Quick Check: What were Georges Clemenceau's two main reasons for wanting to punish Germany harshly at the Paris Peace Conference? Give specific evidence for each reason.
Clemenceau had two powerful reasons. First, France had suffered more than any other major Allied power: 1.4 million French soldiers died and the entire north-east of France (its industrial heartland) was devastated by four years of fighting on French soil. Clemenceau's generation had already lived through one German invasion. Second, Clemenceau remembered France's humiliation in 1871, when Germany had defeated France in the Franco-Prussian War and then proclaimed the German Empire in the Hall of Mirrors at Versailles — the very room where the 1919 treaty would be signed. He was determined to permanently weaken Germany so it could never attack France again. For an exam answer, "France suffered in WW1" scores Level 1. "Clemenceau demanded maximum reparations because France suffered 1.4 million dead and had its north-eastern industrial heartland destroyed. He also remembered France's humiliation in 1871 at Versailles — he was determined to reverse this and ensure Germany could never again threaten France's security" scores Level 3.
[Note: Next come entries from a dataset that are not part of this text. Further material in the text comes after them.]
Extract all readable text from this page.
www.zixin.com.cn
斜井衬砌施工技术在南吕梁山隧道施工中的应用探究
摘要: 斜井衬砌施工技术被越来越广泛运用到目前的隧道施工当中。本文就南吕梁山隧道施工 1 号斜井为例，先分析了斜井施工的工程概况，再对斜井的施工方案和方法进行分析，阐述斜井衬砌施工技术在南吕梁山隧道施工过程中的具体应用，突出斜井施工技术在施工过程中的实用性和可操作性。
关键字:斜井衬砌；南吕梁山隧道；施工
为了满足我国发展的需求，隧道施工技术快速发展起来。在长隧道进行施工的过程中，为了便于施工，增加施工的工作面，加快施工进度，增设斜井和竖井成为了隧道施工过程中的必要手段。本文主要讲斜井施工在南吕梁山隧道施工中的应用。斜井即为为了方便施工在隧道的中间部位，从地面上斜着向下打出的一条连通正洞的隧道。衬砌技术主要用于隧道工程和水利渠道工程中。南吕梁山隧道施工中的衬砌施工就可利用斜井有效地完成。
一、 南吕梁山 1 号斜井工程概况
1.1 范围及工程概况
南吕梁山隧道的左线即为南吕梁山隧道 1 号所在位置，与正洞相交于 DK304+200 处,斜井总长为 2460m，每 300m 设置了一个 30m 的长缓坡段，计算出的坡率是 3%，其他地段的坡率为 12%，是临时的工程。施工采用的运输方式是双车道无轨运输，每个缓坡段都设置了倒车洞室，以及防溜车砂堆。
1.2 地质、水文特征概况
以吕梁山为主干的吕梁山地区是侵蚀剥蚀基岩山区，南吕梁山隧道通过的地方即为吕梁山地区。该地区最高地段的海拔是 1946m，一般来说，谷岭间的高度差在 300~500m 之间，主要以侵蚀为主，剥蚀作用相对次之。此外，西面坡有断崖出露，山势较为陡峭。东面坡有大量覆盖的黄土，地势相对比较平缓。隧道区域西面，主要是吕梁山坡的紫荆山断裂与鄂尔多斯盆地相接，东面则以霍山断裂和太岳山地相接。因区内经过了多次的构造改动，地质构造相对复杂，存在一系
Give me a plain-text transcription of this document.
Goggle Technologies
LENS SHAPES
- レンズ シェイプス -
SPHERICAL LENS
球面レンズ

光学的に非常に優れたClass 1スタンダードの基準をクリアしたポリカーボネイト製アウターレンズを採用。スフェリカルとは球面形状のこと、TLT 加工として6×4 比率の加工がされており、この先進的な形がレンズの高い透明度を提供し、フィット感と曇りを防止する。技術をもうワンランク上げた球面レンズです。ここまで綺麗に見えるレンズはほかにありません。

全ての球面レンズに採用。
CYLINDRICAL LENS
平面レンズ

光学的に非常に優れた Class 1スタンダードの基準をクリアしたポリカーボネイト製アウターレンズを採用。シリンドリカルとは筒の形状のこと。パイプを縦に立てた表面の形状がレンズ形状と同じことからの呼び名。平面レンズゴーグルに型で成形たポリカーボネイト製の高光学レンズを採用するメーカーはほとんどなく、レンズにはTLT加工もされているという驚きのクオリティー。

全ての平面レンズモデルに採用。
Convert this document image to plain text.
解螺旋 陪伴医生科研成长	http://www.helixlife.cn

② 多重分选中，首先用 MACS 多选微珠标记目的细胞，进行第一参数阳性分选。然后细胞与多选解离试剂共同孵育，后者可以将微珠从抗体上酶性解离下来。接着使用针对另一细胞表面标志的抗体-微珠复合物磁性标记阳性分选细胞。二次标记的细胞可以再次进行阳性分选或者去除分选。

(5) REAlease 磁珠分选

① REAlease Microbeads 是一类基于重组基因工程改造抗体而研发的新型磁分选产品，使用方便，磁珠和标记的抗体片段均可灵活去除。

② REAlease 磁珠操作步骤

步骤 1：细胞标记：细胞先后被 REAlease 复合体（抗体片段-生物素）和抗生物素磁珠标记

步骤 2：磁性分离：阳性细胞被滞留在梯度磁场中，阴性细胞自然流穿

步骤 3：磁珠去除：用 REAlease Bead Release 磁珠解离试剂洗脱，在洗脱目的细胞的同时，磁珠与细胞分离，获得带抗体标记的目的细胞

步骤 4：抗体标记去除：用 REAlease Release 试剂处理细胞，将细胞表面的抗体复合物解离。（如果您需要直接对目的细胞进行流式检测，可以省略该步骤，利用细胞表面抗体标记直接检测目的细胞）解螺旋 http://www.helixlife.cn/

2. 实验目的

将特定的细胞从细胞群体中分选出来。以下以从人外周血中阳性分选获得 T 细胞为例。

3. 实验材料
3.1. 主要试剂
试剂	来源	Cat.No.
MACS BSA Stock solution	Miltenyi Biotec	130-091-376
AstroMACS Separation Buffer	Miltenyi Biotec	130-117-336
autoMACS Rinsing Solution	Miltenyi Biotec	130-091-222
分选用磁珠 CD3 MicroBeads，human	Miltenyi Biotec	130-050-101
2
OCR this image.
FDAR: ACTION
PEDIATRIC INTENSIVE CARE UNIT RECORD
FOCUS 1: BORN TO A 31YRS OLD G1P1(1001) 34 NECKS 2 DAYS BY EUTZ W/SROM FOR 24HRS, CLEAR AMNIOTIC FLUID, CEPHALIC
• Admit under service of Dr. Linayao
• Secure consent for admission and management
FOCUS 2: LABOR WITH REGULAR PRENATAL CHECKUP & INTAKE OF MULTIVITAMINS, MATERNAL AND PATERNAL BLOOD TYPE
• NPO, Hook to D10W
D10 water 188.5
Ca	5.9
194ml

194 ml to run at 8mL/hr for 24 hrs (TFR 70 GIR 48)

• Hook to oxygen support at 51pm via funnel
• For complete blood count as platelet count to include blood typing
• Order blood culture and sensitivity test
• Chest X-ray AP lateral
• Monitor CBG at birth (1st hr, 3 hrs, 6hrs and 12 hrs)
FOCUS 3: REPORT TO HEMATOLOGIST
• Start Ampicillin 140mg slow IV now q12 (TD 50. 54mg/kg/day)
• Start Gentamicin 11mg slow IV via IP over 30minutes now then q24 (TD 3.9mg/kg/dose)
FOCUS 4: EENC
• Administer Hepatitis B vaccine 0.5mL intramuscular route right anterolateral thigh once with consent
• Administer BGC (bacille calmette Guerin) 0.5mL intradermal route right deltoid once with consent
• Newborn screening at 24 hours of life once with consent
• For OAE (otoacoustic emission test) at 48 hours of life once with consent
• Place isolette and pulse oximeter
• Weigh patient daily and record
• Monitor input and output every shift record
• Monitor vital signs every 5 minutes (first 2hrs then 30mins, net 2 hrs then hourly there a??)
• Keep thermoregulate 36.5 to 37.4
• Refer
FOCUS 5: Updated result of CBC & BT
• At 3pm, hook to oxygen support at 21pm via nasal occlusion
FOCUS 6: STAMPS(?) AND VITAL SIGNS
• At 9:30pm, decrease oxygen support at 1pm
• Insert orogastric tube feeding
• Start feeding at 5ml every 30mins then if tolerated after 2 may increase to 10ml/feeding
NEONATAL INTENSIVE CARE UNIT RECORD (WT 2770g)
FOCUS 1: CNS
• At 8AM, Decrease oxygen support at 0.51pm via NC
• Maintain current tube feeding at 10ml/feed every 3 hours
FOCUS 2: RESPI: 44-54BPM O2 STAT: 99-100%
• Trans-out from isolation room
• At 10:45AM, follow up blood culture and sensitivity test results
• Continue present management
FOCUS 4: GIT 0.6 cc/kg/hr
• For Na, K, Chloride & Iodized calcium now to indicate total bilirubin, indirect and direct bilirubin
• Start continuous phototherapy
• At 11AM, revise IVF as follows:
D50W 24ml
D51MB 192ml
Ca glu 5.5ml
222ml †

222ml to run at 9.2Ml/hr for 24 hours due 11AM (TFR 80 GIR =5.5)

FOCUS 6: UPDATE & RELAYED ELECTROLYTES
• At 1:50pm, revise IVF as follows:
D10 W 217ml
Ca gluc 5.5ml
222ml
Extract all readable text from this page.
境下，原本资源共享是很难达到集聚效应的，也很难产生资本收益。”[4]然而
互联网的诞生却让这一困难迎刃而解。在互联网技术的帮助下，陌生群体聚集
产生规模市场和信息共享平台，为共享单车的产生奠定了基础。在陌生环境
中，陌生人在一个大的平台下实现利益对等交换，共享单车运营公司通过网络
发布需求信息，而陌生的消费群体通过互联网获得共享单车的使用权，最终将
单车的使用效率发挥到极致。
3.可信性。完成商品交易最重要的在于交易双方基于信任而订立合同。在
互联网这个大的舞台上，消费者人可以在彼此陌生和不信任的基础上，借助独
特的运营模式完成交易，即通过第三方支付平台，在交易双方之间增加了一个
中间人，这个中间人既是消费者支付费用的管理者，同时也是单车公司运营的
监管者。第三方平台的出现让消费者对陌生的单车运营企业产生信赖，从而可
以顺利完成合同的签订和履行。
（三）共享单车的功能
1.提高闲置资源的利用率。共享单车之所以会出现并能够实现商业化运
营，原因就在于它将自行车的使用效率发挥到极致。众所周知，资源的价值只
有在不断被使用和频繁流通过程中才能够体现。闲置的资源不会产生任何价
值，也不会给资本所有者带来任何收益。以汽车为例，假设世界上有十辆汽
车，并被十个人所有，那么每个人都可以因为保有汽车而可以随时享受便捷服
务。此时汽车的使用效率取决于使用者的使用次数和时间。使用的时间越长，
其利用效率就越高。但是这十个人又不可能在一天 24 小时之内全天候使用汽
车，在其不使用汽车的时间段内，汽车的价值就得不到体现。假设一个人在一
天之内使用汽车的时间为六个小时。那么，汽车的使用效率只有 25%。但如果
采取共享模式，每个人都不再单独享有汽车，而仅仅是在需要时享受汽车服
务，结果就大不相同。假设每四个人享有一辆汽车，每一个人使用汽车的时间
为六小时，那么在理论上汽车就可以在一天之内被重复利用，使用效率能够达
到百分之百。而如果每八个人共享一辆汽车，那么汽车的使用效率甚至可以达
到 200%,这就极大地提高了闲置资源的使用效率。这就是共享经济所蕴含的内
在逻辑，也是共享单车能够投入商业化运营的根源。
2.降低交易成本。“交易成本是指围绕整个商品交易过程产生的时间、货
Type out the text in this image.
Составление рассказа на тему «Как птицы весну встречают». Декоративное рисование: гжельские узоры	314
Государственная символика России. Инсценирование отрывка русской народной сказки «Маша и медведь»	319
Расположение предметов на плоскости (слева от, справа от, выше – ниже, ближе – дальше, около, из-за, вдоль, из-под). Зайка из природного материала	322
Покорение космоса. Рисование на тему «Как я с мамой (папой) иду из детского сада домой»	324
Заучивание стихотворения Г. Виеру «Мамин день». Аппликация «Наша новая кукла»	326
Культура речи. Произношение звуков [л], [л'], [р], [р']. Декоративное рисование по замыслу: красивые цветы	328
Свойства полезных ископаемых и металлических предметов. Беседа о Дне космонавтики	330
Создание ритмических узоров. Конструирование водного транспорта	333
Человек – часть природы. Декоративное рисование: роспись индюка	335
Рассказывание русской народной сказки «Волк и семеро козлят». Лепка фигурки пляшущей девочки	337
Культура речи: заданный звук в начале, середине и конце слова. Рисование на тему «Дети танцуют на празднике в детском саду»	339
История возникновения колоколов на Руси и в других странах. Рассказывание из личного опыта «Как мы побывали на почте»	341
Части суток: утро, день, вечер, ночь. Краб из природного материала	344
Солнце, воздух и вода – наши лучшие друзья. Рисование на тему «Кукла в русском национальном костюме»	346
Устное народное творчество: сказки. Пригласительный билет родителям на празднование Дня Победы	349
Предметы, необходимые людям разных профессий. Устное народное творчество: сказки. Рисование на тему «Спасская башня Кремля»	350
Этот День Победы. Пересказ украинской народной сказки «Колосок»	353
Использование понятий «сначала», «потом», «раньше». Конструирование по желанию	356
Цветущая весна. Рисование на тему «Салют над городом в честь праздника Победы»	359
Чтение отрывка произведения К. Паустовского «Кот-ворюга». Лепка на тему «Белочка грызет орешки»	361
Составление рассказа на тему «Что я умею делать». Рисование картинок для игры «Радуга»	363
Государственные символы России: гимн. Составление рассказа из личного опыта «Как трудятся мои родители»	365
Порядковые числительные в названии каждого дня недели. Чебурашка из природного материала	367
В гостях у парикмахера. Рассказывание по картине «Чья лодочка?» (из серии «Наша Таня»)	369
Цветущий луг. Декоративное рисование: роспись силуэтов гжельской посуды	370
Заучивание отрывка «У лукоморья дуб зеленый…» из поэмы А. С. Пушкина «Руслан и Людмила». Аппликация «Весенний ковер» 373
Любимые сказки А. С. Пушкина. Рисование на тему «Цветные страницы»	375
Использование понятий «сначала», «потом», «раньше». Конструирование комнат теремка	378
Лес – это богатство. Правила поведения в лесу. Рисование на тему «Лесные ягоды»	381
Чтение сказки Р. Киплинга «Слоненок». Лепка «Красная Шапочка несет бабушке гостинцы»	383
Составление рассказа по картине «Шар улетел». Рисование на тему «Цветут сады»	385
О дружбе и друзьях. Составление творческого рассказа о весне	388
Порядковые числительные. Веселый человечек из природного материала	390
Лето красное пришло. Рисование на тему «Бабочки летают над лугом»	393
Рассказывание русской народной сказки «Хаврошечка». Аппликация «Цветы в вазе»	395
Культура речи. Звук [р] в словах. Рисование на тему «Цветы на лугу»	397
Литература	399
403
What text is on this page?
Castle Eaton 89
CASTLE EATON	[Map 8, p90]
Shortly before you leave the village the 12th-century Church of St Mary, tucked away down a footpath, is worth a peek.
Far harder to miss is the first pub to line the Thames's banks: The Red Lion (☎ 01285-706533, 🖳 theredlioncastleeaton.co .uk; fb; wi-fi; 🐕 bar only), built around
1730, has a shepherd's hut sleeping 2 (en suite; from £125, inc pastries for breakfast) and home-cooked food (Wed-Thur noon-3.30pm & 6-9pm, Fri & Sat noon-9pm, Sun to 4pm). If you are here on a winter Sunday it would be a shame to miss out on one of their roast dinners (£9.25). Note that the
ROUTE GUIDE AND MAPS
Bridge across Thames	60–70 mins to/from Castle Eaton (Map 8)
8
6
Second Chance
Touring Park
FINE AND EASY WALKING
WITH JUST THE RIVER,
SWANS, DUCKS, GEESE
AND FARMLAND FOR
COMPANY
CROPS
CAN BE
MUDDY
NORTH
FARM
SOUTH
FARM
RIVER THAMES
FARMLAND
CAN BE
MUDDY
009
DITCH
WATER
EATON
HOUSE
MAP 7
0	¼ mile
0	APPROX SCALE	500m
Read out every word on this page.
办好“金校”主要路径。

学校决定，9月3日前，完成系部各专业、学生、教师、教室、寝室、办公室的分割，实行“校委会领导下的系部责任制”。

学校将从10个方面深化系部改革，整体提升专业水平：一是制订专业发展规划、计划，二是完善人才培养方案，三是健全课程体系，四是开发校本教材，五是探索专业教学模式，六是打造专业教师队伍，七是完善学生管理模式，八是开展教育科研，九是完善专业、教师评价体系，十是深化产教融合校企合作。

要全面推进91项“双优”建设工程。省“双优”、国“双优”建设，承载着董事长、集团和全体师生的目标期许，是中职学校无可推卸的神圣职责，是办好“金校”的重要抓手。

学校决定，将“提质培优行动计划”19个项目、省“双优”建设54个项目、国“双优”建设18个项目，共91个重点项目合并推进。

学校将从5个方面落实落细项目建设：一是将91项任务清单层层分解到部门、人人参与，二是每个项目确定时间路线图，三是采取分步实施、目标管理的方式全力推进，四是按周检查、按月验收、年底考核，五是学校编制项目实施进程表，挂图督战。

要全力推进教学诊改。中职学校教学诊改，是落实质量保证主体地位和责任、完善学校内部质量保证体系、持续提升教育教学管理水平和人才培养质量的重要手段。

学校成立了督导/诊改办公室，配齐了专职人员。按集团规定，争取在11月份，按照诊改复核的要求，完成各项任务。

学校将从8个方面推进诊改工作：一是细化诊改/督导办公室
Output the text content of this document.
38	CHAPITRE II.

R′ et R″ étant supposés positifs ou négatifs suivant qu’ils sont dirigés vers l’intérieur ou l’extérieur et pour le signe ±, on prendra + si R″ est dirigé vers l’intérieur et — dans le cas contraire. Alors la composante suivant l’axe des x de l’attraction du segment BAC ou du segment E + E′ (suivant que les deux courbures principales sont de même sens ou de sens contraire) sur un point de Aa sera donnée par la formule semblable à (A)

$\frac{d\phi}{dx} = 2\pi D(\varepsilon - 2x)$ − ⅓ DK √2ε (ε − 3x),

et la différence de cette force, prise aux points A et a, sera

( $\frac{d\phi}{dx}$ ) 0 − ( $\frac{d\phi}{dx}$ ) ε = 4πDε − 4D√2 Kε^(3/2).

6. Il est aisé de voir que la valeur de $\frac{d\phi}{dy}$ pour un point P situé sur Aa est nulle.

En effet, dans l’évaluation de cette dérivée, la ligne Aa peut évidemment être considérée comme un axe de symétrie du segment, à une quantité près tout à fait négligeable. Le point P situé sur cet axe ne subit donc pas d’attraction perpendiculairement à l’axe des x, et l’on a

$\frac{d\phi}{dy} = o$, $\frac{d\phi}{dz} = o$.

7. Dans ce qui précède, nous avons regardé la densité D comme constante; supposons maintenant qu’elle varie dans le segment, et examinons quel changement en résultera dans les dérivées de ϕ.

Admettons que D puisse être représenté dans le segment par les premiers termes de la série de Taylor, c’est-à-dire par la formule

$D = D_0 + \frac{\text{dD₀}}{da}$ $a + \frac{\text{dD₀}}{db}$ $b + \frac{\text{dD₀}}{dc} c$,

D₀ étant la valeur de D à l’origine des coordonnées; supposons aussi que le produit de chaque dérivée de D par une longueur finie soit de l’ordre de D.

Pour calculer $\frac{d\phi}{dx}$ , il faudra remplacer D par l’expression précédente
Quick Check: Why was Lloyd George's position at the Paris Peace Conference described as a "compromise"? What was he torn between?
Lloyd George was torn between two conflicting pressures. On one side, British public opinion demanded revenge — the "Hang the Kaiser" election of December 1918 had given him a massive majority on promises of "Make Germany Pay." The British public wanted Germany punished. On the other side, Lloyd George privately feared going too far — he wrote in his Fontainebleau Memorandum (March 1919) that if Germany were treated too harshly, it would breed resentment and turn to extremism, creating the conditions for another war. He also knew Britain needed to trade with a recovered Germany. He could not publicly back down from his election promises without losing power, so he was stuck: pushing for just enough punishment to satisfy British voters while privately trying to moderate the most extreme French demands. His private papers show he feared the treaty would lead to "another war in 25 years" — a prediction that proved almost exactly right.